/AjMC-NE-corpus

Annotated corpus of 19th century classical commentaries. Supported tasks: named entity recognition, entity linking and citation mining.

Primary LanguagePython

AjMC NE corpus

This dataset consists of named entity-annotated historical commentaries in the field of Classics. The annotated entities feature a few domain-specific entity types such as works, material objects (e.g. manuscripts) and bibliographic references, in addition to more universal named entities like persons, locations, organizations and dates.

Dataset profile

Document type scholarly commentaries (19C)
Languages English, French, German, Ancient Greek, Latin
Annotation guidelines DOI
Annotation tool INCEpTION
Original format and tagging scheme HIPE TSV format, IOB
Annotations NERC, EL (towards Wikidata)
Version v0.4
Related publication A Named Entity-Annotated Corpus of 19th Century Classical Commentaries
License License: CC BY-NC-SA 4.0

Entity tagset

List of annotated entities (coarse level):

  • Person* (pers)
  • Location (loc)
  • Organisation (org)
  • Date (date)
  • Work* (work)
  • Scope (scope)
  • Object* (object)

Entities marked with an asterisk (*) are further classified into sub-types. For example, a person entity can be: a) mythological entity (pers.myth), b) author (pers.author), c) editor (pers.editor) or d) other (pers.other). See the annotation guidelines for the full list of entity sub-types.

Format

This dataset comes in the CoNLL-like HIPE TSV format (for further details see the HIPE 2020 Task Participation Guidelines, p. 8). Sentence boundaries are indicated by the EndOfLine flag, contained in the MISC column, and correspond to manually identified linguistic sentences (see Guidelines, section 4). Hyphenated words were manually identified and re-composed (i.e. de-hyphenated).

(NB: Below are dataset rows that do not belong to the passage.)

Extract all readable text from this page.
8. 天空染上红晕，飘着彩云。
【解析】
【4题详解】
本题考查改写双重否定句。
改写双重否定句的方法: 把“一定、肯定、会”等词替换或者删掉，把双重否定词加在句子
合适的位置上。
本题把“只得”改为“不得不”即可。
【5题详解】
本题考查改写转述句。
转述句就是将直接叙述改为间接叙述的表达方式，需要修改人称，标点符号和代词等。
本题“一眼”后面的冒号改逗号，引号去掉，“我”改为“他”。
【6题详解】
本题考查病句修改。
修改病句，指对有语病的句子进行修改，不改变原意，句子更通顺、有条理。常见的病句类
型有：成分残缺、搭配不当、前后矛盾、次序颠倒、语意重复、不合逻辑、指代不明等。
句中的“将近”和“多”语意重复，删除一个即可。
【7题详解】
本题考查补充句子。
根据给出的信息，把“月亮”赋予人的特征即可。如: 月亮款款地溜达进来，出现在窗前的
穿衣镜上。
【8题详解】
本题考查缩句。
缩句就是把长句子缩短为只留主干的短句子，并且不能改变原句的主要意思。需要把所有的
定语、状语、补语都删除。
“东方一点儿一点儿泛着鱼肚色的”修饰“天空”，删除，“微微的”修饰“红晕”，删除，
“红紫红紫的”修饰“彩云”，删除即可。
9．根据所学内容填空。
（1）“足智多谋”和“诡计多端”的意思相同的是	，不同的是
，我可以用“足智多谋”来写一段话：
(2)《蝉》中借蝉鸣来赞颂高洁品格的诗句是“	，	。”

Annotated data come in two flavours, corresponding to two different sets of tasks:

  1. NER and EL: data contains annotations of universal entities, both coarse and fine grained, as well as entity links. See sample file (English).
  2. Citation mining (files with _biblio prefix in the name): data contains annotations of bibliographic references to both primary and secondary sources, according to the taxonomy described in the Annotation Guidelines section 2.3.

NB: the two files are fully aligned, meaning that line n in both files will refer to the same annotated token. As such, information from both files can be combined together and used in multi-task learning scenarios.

Related resources

Hucitlib Knowledge Base. Commentators make abundant use of very concise abbreviations when referring e.g. to ancient authors (pers.author) and their works (work.primlit). Such abbreviations constitute a substantial challenge, especially for entity linking. An external resource that can be used in this respect is the hucitlib knowledge base which is partially linked to Wikidata and provides abbreviations and variant names/titles for classical authors and their works.

Citation mining. The dataset Annotated References in the Historiography on Venice: 19th–21st centuries, despite originating from a slightly different domain (i.e. history of Venice), contains annotations of primary and secondary bibliographic references. The guidelines according to which it was annotated are compatible with our guidelines for bibliographic entities.

License

The digitized commentaries are available in the Internet Archive and released in the Public Domain. This annotated dataset is published under a Creative Commons CC BY license (v. 4.0).

Acknowledgements

Data in this repository were produced in the context of the Ajax Multi-Commentary project, funded by the Swiss National Science Foundation under an Ambizione grant PZ00P1_186033.

Contributors: Carla Amaya (UNIL), Kevin Duc (UNIL), Sven Najem-Meyer (EPFL), Matteo Romanello (UNIL).